现在有如下两个表,a 表是远端表(1800 万),b 表是本地表(100 行)。

    1. desc a@dblink
    1. Name Null? Type
    2. --------------------- -------- ------
    3. ID NUMBER
    4. NAME VARCHAR2(100)
    5. ADDRESS VARCHAR2(100)
    1. select count(*) from a@dblink;
    1. COUNT(*)
    2. ----------
    3. 18550272
    1. desc b
    1. Name Null? Type
    2. --------------------- -------- ------
    3. ID NUMBER
    4. NAME VARCHAR2(100)
    5. ADDRESS VARCHAR2(100)
    1. select count(*) from b;
    1. COUNT(*)
    2. ----------
    3. 100

    现有如下 SQL。

    1. select * from a@dblink, b where a.id = b.id;

    默认情况下,会将远端表 a 的数据传输到本地,然后再进行关联,autotrace 的执行计划如下。

    1. set timi on
    2. set autot trace
    3. select * from a@dblink, b where a.id = b.id;
    1. 25600 rows selected.
    2. Elapsed: 00:03:13.80
    3. Execution Plan
    4. ----------------------------------------------------------
    5. Plan hash value: 657970699
    6. -------------------------------------------------------------------------------------
    7. | Id | Operation |Name|Rows | Bytes | Cost (%CPU)| Time | Inst |IN-OUT|
    8. -------------------------------------------------------------------------------------
    9. | 0 | SELECT STATEMENT | | 82| 19188 | 6 (17)| 00:00:01 | | |
    10. |* 1 | HASH JOIN | | 82| 19188 | 6 (17)| 00:00:01 | | |
    11. | 2 | REMOTE |A | 82| 9594 | 2 (0)| 00:00:01 | DBLINK | R->S |
    12. | 3 | TABLE ACCESS FULL|B | 100| 11700 | 3 (0)| 00:00:01 | | |
    13. -------------------------------------------------------------------------------------
    14. Predicate Information (identified by operation id):
    15. ---------------------------------------------------
    16. 1 - access("A"."ID"="B"."ID")
    17. Remote SQL Information (identified by operation id):
    18. ----------------------------------------------------
    19. 2 - SELECT "ID","NAME","ADDRESS" FROM "A" "A" (accessing 'DBLINK' )
    20. Statistics
    21. ----------------------------------------------------------
    22. 769 recursive calls
    23. 1 db block gets
    24. 15 consistent gets
    25. 91755 physical reads
    26. 212 redo size
    27. 1477532 bytes sent via SQL*Net to client
    28. 19185 bytes received via SQL*Net from client
    29. 1708 SQL*Net roundtrips to/from client
    30. 0 sorts (memory)
    31. 0 sorts (disk)
    32. 25600 rows processed

    远端表 a 很大,对数据进行传输会耗费大量时间,本地表 b 表很小,而且 a 和 b 关联之后返回数据量很少,我们可以将本地表 b 传输到远端,在远端进行关联,然后再将结果集传回本地,这时需要使用hint:driving_site,下面 SQL 就是将 b 传递到远端关联的示例。
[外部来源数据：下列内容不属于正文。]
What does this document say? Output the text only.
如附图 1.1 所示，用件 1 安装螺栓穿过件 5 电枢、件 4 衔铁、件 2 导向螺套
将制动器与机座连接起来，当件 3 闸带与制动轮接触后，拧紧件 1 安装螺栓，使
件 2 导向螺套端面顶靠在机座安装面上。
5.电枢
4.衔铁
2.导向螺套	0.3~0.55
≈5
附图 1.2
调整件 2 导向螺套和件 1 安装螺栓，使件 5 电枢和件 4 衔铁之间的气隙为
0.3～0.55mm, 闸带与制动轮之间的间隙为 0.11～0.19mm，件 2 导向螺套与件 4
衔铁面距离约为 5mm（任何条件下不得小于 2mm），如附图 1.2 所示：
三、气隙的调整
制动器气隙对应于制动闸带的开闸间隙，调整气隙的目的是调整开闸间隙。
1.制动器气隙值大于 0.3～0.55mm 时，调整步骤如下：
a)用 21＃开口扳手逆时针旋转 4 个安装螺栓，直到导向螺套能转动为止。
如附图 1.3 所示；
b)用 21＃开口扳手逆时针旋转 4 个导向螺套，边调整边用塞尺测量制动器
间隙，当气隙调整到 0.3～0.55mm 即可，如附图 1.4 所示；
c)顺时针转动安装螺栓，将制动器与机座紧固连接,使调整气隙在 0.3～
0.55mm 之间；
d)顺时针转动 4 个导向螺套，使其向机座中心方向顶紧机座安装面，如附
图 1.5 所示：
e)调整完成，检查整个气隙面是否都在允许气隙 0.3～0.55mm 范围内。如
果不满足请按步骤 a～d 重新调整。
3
    1. select /*+ driving_site(a) */ * from a@dblink, b where a.id = b.id;

    autotrace 的执行计划如下。

    1. select /*+ driving_site(a) */ * from a@dblink, b where a.id = b.id;
    1. 25600 rows selected.
    2. Elapsed: 00:00:06.08
    3. Execution Plan
    4. ----------------------------------------------------------
    5. Plan hash value: 4284963264
    6. ------------------------------------------------------------------------------------
    7. | Id | Operation | Name | Rows | Bytes | Cost (%CPU)| Inst |IN-OUT|
    8. ------------------------------------------------------------------------------------
    9. | 0 | SELECT STATEMENT REMOTE| | 20931 | 4783K| 25565 (2)| | |
    10. |* 1 | HASH JOIN | | 20931 | 4783K| 25565 (2)| | |
    11. | 2 | REMOTE | B | 82 | 9594 | 2 (0)| ! | R->S |
    12. | 3 | TABLE ACCESS FULL | A | 19M| 2173M| 25466 (1)| ORCL | |
    13. ------------------------------------------------------------------------------------
    14. Predicate Information (identified by operation id):
    15. ---------------------------------------------------
    16. 1 - access("A2"."ID"="A1"."ID")
    17. Remote SQL Information (identified by operation id):
    18. ----------------------------------------------------
    19. 2 - SELECT "ID","NAME","ADDRESS" FROM "B" "A1" (accessing '!' )
    20. Note
    21. -----
    22. - fully remote statement
    23. Statistics
    24. ----------------------------------------------------------
    25. 6 recursive calls
    26. 0 db block gets
    27. 8 consistent gets
    28. 0 physical reads
    29. 0 redo size
    30. 1428836 bytes sent via SQL*Net to client
    31. 19185 bytes received via SQL*Net from client
    32. 1708 SQL*Net roundtrips to/from client
    33. 0 sorts (memory)
    34. 0 sorts (disk)
    35. 25600 rows processed

    将本地小表传输到远端关联,再返回结果只需 6 秒,相比将大表传输到本地,在性能上有巨大提升。

    现在我们在远端表 a 的连接列建立索引。

    1. create index idx_id on a(id);
    1. Index created.

    因为 b 表只有 100 行数据,a 表有 1 800 万行数据,两表关联之后返回 2.5 万行数据,我们可以让 a 与 b 走嵌套循环,b 作为驱动表,a 作为被驱动表,而且走连接索引。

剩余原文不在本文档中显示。